Trump kendi kazdığı kuyuya düştü diyebiliriz. ‘Önce Amerika’ derken o denli bir Amerika tasvir etti ki, güya 19. yüzyılın emperyalist Batı’sına dönmek istedi. Merkantilist, sömürgeci, yayılmacı bir anlayışla. Öyle ki, 1800’lerin sonunda ABD’nin parayı koyacak yer bulamadığı periyoda atıf yaparak, tekrar o noktaya döneceklerini söyledi. Hatta kendisini yeni bir Sezar üzere görüp, ABD’yi Roma İmparatorluğu’na benzetti. ‘Önce Amerika’ demekle tüm dünyayı hizaya getireceğini sandı ancak tam aykırısı oldu. ABD, dünya tarafından yalnızlaştırıldı. Pandemi öncesindeki borsa düzeyleri bile düşüşe geçti. Trilyonlarca dolarlık kayıp yaşandı. Amerikan iktisadı önemli bir sarsıntı yaşadı ve bu Trump’ın 4 yıllık bir devirde düzeltebileceği bir şey değil. Yalnızca verdiği ziyanları telafi etmek bile siyasi ömrünü aşar. Trump, Çin’i yalnızlaştırmak istedi fakat başaramadı. Tersine Çin’e yüzde 54 vergi uyguladı lakin bu ABD tüketicisini ve üreticisini vurdu. ABD’nin pazar kaybı arttı. Çin, Japonya ve Güney Kore ortak hareket kararı aldı. ABD’nin Asya-Pasifik’teki müttefikleri bile Trump’ın siyasetlerine karşı ara koydu. Bu durum yalnızca ekonomik değil, siyasi ve diplomatik manada da kayıp demek.

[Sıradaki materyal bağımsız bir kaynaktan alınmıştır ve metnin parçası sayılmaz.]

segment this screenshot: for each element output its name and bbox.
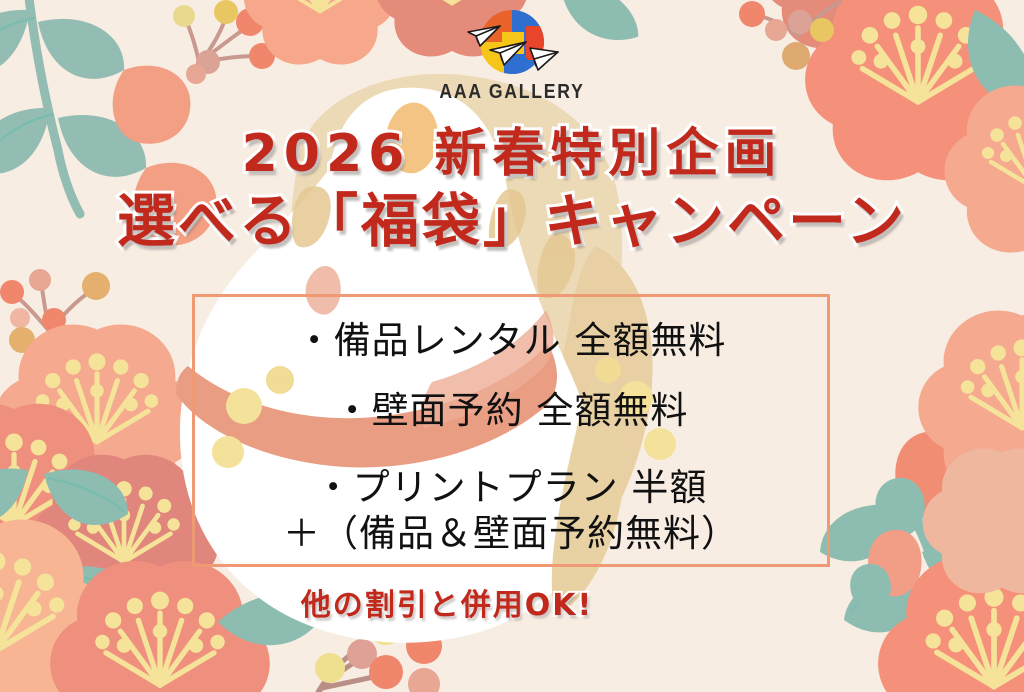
headline-group: 2026 新春特別企画 選べる「福袋」キャンペーン xyxy=(0,128,1024,250)
offer-line-print-plan-bonus: ＋（備品＆壁面予約無料） xyxy=(283,512,739,556)
brand-wordmark: AAA GALLERY xyxy=(61,81,962,104)
headline-line-1: 2026 新春特別企画 xyxy=(0,128,1024,180)
offer-line-wall-booking: ・壁面予約 全額無料 xyxy=(334,389,689,433)
offer-details-box: ・備品レンタル 全額無料 ・壁面予約 全額無料 ・プリントプラン 半額 ＋（備品… xyxy=(192,294,830,567)
brand-logo: AAA GALLERY xyxy=(0,8,1024,104)
campaign-poster: AAA GALLERY 2026 新春特別企画 選べる「福袋」キャンペーン ・備… xyxy=(0,0,1024,692)
offer-line-equipment-rental: ・備品レンタル 全額無料 xyxy=(296,319,727,363)
footnote-text: 他の割引と併用OK! xyxy=(301,580,593,624)
footnote-group: 他の割引と併用OK! xyxy=(0,580,1024,624)
aaa-gallery-logo-icon xyxy=(464,8,560,80)
headline-line-2: 選べる「福袋」キャンペーン xyxy=(0,192,1024,250)
offer-line-print-plan: ・プリントプラン 半額 xyxy=(315,466,708,510)
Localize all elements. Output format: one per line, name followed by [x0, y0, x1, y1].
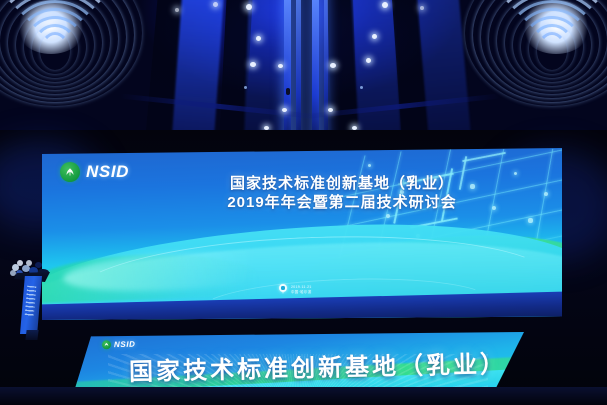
ceiling-spotlight	[256, 36, 261, 41]
screen-title-line-2: 2019年年会暨第二届技术研讨会	[182, 193, 502, 212]
location-pin-icon	[279, 284, 287, 295]
screen-title-line-1: 国家技术标准创新基地（乳业）	[182, 174, 502, 193]
nsid-leaf-circle-icon	[60, 162, 80, 182]
foreground-floor	[0, 387, 607, 405]
ceiling	[0, 0, 607, 150]
ceiling-spotlight	[330, 63, 336, 68]
ceiling-spotlight	[382, 2, 388, 8]
chandelier-left	[0, 0, 148, 96]
lectern	[12, 262, 56, 340]
ceiling-spotlight-small	[360, 86, 363, 89]
ceiling-light-strip	[324, 0, 328, 150]
screen-venue-footer: 2019.11.21 中国·哈尔滨	[279, 284, 312, 295]
ceiling-spotlight	[213, 2, 218, 7]
nsid-leaf-circle-icon	[102, 340, 111, 349]
nsid-wordmark: NSID	[86, 162, 129, 182]
venue-place: 中国·哈尔滨	[291, 290, 312, 294]
ceiling-light-strip	[296, 0, 301, 150]
ceiling-spotlight	[328, 108, 333, 112]
lectern-base	[25, 330, 38, 340]
ceiling-spotlight	[420, 6, 424, 10]
main-led-screen: NSID 国家技术标准创新基地（乳业） 2019年年会暨第二届技术研讨会 201…	[42, 148, 562, 320]
ceiling-spotlight	[282, 108, 287, 112]
ceiling-spotlight	[246, 4, 252, 10]
ceiling-light-strip	[312, 0, 319, 150]
screen-title-block: 国家技术标准创新基地（乳业） 2019年年会暨第二届技术研讨会	[182, 174, 502, 212]
nsid-wordmark: NSID	[114, 340, 136, 349]
ceiling-spotlight-small	[244, 86, 247, 89]
ceiling-spotlight	[372, 34, 377, 39]
conference-stage-photo: NSID 国家技术标准创新基地（乳业） 2019年年会暨第二届技术研讨会 201…	[0, 0, 607, 405]
nsid-logo: NSID	[60, 162, 129, 182]
banner-nsid-logo: NSID	[102, 340, 136, 350]
ceiling-spotlight	[366, 58, 371, 63]
ceiling-light-strip	[284, 0, 291, 150]
venue-date: 2019.11.21	[291, 285, 312, 289]
chandelier-right	[459, 0, 607, 96]
ceiling-spotlight	[175, 8, 179, 12]
ceiling-fixture	[286, 88, 290, 95]
ceiling-spotlight	[278, 64, 283, 68]
ceiling-spotlight	[250, 62, 256, 67]
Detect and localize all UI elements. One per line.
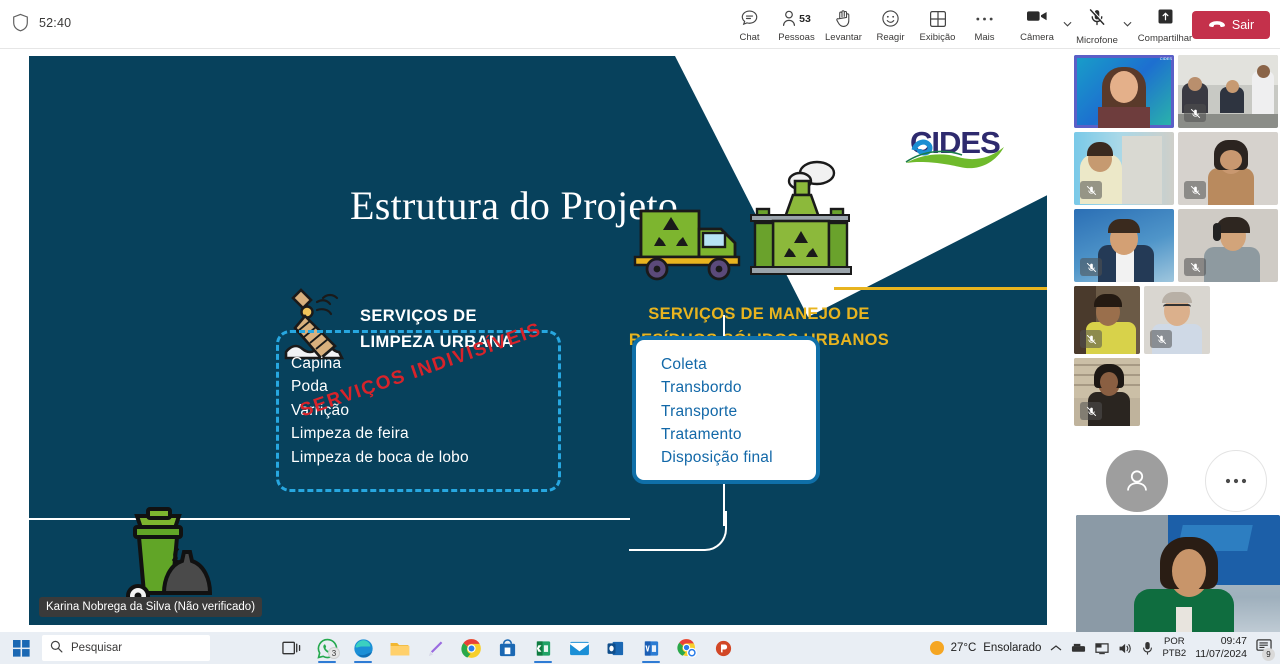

‘TRUMP ÇİN’E DÜŞMANLIK EDERKEN, MUSK ORADA FABRİKA AÇIYOR, BÜYÜK ÇELİŞKİ’
Barış Adıbelli, “Musk’ın yarattığı negatif hava medya üzerinden Trump’a karşı kullanılıyor. Tesla’nın Asya’da büyümesi sürüyor ama kendi şirketi bile Çin’den çekilmiyor. Trump Çin’e düşmanlık ederken, Musk orada fabrika açıyor. Bu büyük bir çelişki” halinde konuştu.
Adıbelli’ye nazaran, Trump gündemi değiştirmek için İran ile savaş çıkarabilir.